The researchers will enroll approximately 170 sarcoidosis patients seen in the University of Illinois Hospital’s Bernie Mac Sarcoidosis Translational Advanced Research (STAR) Clinic and the UIC Center for Lung Health. They will sequence the DNA of microbiotic organisms from tissue samples collected from the lungs, blood and stool of patients with sarcoidosis and examine differences in immune responses to the microbes.

“Two sarcoidosis patients may have very similar lung microbiomes, but in one patient, their disease progresses rapidly, while in another, the disease remains stable. So we want to know if there is a difference in how their immune system responds to the microbiota that might be the factor driving worsening sarcoidosis,” said Dr.
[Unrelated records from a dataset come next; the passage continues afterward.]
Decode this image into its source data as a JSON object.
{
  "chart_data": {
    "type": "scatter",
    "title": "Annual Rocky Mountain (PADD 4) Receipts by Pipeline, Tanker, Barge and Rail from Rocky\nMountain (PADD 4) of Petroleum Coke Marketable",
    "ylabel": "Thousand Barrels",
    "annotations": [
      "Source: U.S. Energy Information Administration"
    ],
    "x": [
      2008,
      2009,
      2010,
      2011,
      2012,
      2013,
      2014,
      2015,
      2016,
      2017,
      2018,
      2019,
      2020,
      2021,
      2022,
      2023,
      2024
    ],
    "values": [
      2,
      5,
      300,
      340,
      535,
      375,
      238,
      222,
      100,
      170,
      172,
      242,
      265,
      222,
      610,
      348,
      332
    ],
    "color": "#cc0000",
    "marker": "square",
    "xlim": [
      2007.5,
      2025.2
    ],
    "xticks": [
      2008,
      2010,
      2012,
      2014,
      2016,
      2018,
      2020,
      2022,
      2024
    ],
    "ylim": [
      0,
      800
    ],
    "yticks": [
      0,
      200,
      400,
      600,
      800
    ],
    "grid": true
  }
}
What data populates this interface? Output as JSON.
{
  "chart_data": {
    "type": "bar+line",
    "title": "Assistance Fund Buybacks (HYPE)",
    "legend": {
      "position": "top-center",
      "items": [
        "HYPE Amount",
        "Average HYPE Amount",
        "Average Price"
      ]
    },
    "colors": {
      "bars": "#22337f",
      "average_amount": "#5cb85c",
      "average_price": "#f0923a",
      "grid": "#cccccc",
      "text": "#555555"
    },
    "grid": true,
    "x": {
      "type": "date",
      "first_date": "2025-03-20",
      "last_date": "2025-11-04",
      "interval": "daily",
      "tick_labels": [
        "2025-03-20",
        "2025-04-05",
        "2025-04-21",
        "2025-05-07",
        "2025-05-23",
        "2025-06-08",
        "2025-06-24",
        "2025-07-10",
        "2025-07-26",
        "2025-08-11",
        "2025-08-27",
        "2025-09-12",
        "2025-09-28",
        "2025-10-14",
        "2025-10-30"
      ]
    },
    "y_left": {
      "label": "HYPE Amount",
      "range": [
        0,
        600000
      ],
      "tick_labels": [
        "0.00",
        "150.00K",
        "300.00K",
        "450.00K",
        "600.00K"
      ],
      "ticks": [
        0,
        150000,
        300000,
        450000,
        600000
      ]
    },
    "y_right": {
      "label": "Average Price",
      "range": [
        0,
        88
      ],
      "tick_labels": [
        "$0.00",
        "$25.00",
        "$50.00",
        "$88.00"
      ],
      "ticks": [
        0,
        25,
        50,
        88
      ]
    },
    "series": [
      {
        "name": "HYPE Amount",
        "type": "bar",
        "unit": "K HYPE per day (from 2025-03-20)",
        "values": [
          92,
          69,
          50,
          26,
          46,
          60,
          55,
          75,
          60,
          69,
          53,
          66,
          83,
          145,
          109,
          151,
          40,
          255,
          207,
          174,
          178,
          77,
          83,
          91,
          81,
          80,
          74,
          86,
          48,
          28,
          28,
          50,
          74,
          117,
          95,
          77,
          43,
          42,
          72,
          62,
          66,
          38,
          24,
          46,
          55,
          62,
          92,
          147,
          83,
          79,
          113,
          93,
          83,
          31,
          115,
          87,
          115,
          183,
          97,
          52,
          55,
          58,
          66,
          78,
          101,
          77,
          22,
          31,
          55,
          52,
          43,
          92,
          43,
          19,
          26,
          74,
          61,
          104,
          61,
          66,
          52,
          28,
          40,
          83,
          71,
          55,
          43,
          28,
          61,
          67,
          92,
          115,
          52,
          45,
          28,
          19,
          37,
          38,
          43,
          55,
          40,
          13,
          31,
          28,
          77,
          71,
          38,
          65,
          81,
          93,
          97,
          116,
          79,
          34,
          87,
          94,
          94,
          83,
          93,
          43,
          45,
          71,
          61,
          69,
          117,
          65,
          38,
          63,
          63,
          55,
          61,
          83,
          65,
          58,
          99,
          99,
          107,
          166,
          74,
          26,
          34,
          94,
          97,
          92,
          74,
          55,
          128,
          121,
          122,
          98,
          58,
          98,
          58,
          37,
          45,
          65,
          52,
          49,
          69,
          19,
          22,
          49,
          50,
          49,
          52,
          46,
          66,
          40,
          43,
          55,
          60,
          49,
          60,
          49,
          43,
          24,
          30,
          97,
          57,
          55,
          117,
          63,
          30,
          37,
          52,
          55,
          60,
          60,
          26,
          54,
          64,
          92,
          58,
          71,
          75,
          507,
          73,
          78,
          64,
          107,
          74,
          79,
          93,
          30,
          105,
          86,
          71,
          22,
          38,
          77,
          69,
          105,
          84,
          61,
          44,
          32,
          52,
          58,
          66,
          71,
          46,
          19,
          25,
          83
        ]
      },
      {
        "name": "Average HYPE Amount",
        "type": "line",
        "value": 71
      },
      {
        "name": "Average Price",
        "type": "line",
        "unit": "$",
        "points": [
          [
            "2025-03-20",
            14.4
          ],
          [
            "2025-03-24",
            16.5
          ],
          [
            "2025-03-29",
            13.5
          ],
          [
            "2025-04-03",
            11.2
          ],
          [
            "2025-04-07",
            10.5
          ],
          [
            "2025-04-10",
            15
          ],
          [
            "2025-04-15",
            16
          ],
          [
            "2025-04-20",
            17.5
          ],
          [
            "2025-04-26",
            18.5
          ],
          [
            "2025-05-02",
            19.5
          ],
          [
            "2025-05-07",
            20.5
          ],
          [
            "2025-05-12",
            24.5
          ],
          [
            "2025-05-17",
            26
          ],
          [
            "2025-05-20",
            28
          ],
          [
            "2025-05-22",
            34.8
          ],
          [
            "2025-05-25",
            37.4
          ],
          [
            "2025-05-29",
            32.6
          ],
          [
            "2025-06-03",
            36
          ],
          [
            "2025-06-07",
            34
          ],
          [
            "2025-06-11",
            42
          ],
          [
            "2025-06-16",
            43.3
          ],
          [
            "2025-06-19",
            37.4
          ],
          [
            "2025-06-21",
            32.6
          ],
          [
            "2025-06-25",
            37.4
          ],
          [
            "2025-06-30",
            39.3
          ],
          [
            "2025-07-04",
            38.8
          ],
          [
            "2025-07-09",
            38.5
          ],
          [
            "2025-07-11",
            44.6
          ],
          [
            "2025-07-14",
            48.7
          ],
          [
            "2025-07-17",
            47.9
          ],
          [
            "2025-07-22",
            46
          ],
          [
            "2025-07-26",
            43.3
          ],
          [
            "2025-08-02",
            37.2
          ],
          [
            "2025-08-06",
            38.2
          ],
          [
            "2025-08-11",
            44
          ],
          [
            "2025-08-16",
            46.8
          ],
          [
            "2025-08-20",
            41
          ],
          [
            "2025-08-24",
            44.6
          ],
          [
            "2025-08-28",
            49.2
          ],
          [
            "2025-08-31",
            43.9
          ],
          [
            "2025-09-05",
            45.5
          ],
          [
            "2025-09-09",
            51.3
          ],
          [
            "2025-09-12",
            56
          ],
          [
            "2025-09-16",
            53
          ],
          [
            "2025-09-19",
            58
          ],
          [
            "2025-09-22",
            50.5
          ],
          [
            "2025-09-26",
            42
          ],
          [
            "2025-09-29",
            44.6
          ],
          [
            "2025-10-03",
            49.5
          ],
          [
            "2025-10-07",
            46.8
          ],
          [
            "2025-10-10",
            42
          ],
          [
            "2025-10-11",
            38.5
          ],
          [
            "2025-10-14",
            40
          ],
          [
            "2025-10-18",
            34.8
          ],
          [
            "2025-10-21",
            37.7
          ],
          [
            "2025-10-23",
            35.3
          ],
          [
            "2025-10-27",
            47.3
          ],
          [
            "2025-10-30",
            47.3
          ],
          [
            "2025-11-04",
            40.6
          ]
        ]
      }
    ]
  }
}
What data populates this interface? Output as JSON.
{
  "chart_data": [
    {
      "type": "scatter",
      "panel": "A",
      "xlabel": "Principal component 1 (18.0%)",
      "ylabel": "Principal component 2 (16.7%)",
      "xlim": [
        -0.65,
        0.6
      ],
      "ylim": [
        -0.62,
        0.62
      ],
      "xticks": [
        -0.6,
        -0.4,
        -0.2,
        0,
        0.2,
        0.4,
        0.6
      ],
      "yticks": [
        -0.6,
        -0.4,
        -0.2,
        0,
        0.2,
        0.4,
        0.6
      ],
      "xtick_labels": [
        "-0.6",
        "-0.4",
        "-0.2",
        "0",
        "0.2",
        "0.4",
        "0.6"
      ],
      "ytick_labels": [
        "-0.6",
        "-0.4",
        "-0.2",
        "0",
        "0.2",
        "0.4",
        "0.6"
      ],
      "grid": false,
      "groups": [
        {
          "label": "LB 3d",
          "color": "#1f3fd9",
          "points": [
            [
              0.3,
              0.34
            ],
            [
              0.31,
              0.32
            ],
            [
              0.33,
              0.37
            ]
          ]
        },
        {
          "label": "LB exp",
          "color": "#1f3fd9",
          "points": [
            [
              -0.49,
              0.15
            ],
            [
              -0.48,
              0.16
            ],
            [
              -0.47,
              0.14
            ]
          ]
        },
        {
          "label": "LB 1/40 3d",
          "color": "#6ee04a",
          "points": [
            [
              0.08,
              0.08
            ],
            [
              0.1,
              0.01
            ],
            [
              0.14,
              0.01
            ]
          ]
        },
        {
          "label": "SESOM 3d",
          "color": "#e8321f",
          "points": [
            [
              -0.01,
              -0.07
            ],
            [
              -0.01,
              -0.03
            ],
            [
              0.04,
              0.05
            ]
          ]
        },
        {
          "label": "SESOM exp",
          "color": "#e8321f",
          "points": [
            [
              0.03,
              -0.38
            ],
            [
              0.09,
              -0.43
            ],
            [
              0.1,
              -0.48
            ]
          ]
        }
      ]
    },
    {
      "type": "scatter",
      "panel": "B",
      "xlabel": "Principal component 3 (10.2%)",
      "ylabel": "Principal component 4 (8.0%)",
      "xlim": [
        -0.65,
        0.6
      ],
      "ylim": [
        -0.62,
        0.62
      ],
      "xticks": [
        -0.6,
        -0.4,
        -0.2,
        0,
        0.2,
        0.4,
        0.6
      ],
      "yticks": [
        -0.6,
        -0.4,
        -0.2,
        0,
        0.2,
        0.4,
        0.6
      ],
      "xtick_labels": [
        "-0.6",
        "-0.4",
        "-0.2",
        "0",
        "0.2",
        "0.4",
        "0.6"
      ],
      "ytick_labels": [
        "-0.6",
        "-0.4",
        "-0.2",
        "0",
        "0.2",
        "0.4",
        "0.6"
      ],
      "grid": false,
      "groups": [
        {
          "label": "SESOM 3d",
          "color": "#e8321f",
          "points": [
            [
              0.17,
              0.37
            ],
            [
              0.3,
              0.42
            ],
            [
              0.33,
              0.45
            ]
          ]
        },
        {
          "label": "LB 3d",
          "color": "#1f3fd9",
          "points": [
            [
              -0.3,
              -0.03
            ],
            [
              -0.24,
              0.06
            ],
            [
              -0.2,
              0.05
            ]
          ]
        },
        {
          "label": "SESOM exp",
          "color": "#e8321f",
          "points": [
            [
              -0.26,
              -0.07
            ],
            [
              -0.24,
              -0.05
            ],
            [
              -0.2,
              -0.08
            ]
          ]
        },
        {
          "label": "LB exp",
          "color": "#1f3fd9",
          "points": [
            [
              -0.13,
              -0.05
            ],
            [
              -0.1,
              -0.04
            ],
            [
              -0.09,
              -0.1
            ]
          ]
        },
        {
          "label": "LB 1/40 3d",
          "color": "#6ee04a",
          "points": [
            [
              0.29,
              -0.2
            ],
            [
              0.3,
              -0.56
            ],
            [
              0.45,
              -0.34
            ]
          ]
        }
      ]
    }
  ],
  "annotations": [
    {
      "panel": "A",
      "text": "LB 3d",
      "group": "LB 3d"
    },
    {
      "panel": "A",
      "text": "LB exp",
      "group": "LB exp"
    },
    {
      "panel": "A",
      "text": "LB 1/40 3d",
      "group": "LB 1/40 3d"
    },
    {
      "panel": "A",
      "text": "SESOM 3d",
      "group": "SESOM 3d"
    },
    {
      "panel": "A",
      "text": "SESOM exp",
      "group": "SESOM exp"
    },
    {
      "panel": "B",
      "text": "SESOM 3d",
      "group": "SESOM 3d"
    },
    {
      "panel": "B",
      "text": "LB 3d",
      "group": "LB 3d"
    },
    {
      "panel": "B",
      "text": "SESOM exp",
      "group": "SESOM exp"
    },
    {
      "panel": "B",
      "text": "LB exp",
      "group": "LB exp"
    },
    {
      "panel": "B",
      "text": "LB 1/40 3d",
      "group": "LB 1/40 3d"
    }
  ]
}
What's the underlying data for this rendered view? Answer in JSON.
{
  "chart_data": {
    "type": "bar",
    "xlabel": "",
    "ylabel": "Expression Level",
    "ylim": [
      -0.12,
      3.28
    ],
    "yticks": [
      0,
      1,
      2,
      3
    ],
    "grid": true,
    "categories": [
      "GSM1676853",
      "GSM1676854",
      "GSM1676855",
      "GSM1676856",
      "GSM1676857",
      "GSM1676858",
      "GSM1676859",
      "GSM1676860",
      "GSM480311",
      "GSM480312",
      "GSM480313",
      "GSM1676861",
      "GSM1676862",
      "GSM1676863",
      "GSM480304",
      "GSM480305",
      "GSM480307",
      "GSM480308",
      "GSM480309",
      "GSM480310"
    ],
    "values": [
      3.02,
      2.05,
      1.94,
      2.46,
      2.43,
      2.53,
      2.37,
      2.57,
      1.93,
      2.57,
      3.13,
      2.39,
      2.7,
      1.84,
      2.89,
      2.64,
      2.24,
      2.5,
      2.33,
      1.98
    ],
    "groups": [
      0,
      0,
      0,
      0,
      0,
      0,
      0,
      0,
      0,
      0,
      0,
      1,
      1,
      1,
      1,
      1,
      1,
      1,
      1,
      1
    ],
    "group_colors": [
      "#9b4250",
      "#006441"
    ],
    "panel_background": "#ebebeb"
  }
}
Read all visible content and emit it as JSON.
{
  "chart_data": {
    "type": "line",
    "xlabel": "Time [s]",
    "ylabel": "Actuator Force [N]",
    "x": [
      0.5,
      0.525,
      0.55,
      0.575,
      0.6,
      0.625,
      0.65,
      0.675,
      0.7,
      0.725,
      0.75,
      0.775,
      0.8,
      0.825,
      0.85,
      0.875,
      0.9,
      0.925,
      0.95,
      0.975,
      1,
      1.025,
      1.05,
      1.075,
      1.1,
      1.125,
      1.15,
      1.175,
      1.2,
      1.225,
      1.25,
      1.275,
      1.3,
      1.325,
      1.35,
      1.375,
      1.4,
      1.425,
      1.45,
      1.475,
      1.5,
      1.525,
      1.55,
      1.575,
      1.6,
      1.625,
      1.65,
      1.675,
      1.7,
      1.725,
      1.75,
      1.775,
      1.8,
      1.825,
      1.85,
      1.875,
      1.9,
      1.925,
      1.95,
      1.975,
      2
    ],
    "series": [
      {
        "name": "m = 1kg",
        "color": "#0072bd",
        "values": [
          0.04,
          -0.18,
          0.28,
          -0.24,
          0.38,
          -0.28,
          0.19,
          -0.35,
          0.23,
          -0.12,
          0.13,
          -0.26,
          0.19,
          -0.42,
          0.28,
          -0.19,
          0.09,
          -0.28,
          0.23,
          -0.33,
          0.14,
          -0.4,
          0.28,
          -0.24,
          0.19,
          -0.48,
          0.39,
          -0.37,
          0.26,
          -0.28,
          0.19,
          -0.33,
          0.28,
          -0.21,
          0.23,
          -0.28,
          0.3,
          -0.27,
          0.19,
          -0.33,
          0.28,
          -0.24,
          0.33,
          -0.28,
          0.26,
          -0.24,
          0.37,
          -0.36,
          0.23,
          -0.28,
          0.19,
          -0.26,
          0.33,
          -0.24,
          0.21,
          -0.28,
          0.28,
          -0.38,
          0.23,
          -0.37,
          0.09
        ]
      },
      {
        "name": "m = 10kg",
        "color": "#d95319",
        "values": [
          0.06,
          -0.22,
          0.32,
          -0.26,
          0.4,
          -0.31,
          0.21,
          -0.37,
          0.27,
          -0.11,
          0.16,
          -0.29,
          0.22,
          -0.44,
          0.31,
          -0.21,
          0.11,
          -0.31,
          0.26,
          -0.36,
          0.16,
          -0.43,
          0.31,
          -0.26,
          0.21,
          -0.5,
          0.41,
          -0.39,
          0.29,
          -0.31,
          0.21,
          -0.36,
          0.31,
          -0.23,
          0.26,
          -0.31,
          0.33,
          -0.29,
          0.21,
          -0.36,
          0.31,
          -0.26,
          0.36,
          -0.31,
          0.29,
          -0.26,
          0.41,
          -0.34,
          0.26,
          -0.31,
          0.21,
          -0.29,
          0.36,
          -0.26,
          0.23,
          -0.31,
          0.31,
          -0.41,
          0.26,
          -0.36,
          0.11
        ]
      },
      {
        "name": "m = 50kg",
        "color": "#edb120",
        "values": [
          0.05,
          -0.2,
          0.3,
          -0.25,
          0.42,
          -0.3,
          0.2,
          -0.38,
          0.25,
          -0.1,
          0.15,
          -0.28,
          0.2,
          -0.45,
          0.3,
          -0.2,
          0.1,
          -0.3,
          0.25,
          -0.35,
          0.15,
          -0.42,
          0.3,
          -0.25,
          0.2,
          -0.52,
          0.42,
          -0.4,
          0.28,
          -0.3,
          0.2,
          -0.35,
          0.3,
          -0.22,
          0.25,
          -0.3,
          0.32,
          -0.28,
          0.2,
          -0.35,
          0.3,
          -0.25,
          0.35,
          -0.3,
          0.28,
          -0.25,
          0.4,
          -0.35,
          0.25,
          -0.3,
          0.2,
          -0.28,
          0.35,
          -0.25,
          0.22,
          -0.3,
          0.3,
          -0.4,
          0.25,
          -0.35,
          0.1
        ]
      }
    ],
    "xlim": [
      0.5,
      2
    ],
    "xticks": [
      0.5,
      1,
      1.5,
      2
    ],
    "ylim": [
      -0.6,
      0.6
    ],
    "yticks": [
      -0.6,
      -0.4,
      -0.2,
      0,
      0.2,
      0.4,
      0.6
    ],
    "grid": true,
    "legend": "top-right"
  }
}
David Perkins, professor of medicine, surgery, and bioengineering at UIC and co-principal investigator on the grant.

Finally, the researchers will examine changes in the microbiome and immune response in sarcoidosis patients at different time periods over the course of two years.

“We’ll be looking for biomarkers linked with worsening or improving disease over time,” said Perkins, who is also director of the metagenomic sequencing core in the UIC College of Medicine. “That way we may be able to predict who will get worse over time and approach the clinical care of that patient with that in mind.”

Dr. Nadera Sweiss in the UIC College of Medicine and Yang Dai in the UIC College of Engineering are investigators on the grant.